The Liberal Democrats, the junior party in the coalition government, were absolutely torn apart, largely down to the perception that they had betrayed their voters and were the Conservatives' lapdogs; they had known they would lose seats, but the results were far worse than anticipated, being reduced from fifty-seven seats to eight.note  The Lib Dems were left with not a single seat to their name in the South of England and just one each in London, Wales, and Scotland, with the North West and Yorkshire and the Humber the only parts of the country where they had more than one MP;note  their loss was largely the Conservatives' gain. The Scottish National Party, with its support bolstered from the independence referendum the previous year, went from six seats to 56 (every seat in Scotland bar three), largely at the expense of Labour, who had 40 seats in Scotland reduced to just one.note 

Unsurprisingly, Clegg and Labour leader Ed Miliband both announced their resignations the following day, as did UKIP's Nigel Farage after he failed to win South Thanet from the Conservative incumbent, although Farage's resignation was later rejected by his party and he continued in post.

A big issue raised by this election was the future of the single-member plurality (a.k.a. first-past-the-post) voting system: The UK's 56th parliament is least proportionate in history, with numbers of seats won by each party now bearing barely the slightest resemblance to the proportions of votes those parties received; UKIP finished third in the popular vote but won only one seat, whilst the SNP became the third party despite coming in fifth in the popular vote.
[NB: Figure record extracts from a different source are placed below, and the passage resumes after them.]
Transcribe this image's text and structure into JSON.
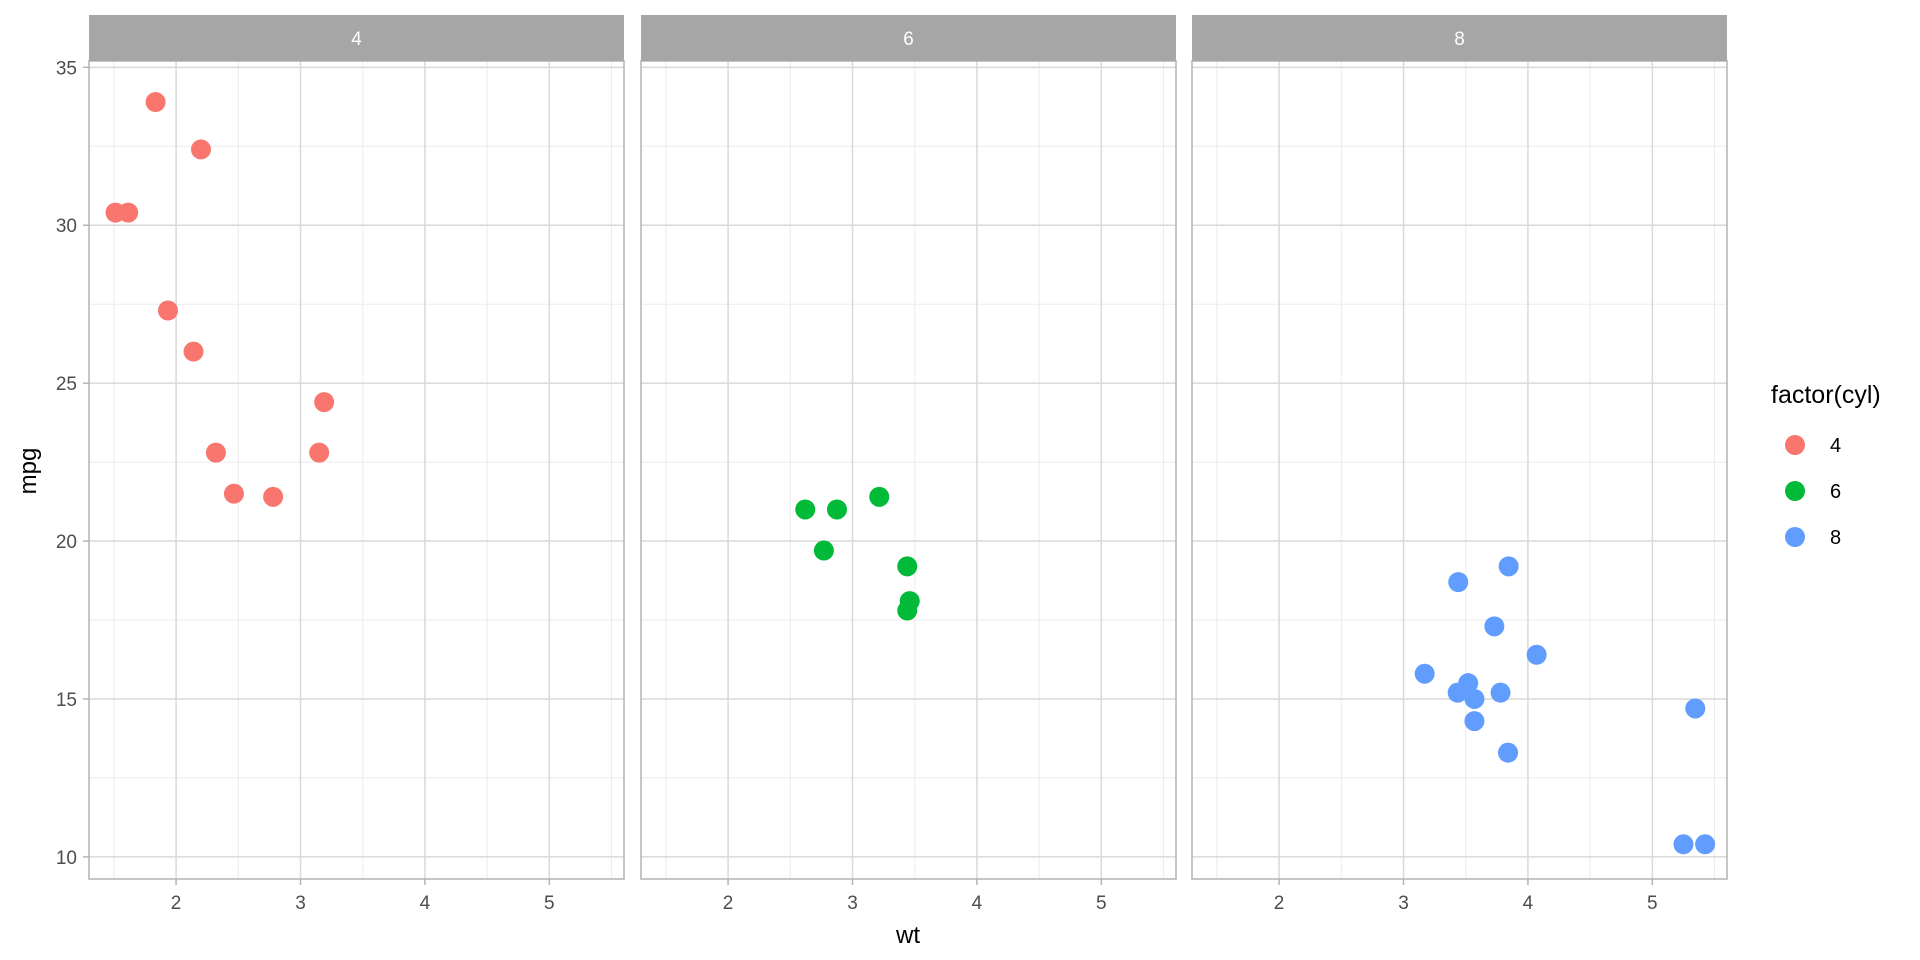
{
  "chart_data": {
    "type": "scatter",
    "facet_variable": "cyl",
    "xlabel": "wt",
    "ylabel": "mpg",
    "xlim": [
      1.3,
      5.6
    ],
    "ylim": [
      9.3,
      35.2
    ],
    "x_ticks": [
      2,
      3,
      4,
      5
    ],
    "y_ticks": [
      10,
      15,
      20,
      25,
      30,
      35
    ],
    "grid": true,
    "legend": {
      "title": "factor(cyl)",
      "position": "right",
      "entries": [
        {
          "label": "4",
          "color": "#F8766D"
        },
        {
          "label": "6",
          "color": "#00BA38"
        },
        {
          "label": "8",
          "color": "#619CFF"
        }
      ]
    },
    "panels": [
      {
        "strip_label": "4",
        "color": "#F8766D",
        "points": [
          [
            1.835,
            33.9
          ],
          [
            2.2,
            32.4
          ],
          [
            1.513,
            30.4
          ],
          [
            1.615,
            30.4
          ],
          [
            1.935,
            27.3
          ],
          [
            2.14,
            26.0
          ],
          [
            3.19,
            24.4
          ],
          [
            2.32,
            22.8
          ],
          [
            3.15,
            22.8
          ],
          [
            2.465,
            21.5
          ],
          [
            2.78,
            21.4
          ]
        ]
      },
      {
        "strip_label": "6",
        "color": "#00BA38",
        "points": [
          [
            2.62,
            21.0
          ],
          [
            2.875,
            21.0
          ],
          [
            3.215,
            21.4
          ],
          [
            2.77,
            19.7
          ],
          [
            3.44,
            19.2
          ],
          [
            3.46,
            18.1
          ],
          [
            3.44,
            17.8
          ]
        ]
      },
      {
        "strip_label": "8",
        "color": "#619CFF",
        "points": [
          [
            3.44,
            18.7
          ],
          [
            3.845,
            19.2
          ],
          [
            3.73,
            17.3
          ],
          [
            4.07,
            16.4
          ],
          [
            3.17,
            15.8
          ],
          [
            3.52,
            15.5
          ],
          [
            3.435,
            15.2
          ],
          [
            3.78,
            15.2
          ],
          [
            3.57,
            15.0
          ],
          [
            3.57,
            14.3
          ],
          [
            5.345,
            14.7
          ],
          [
            3.84,
            13.3
          ],
          [
            5.25,
            10.4
          ],
          [
            5.424,
            10.4
          ]
        ]
      }
    ]
  }
}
However FPTP endured for two reasons: firstly, a referendum on the alternative vote system had been decisively defeated only a few years before, during the previous government; in addition, many left-wing voters noticed that UKIP, though winning only one seat, had won enough of the popular vote that, in any conceivable proportional system, they would have formed a majority coalition government with the Conservatives.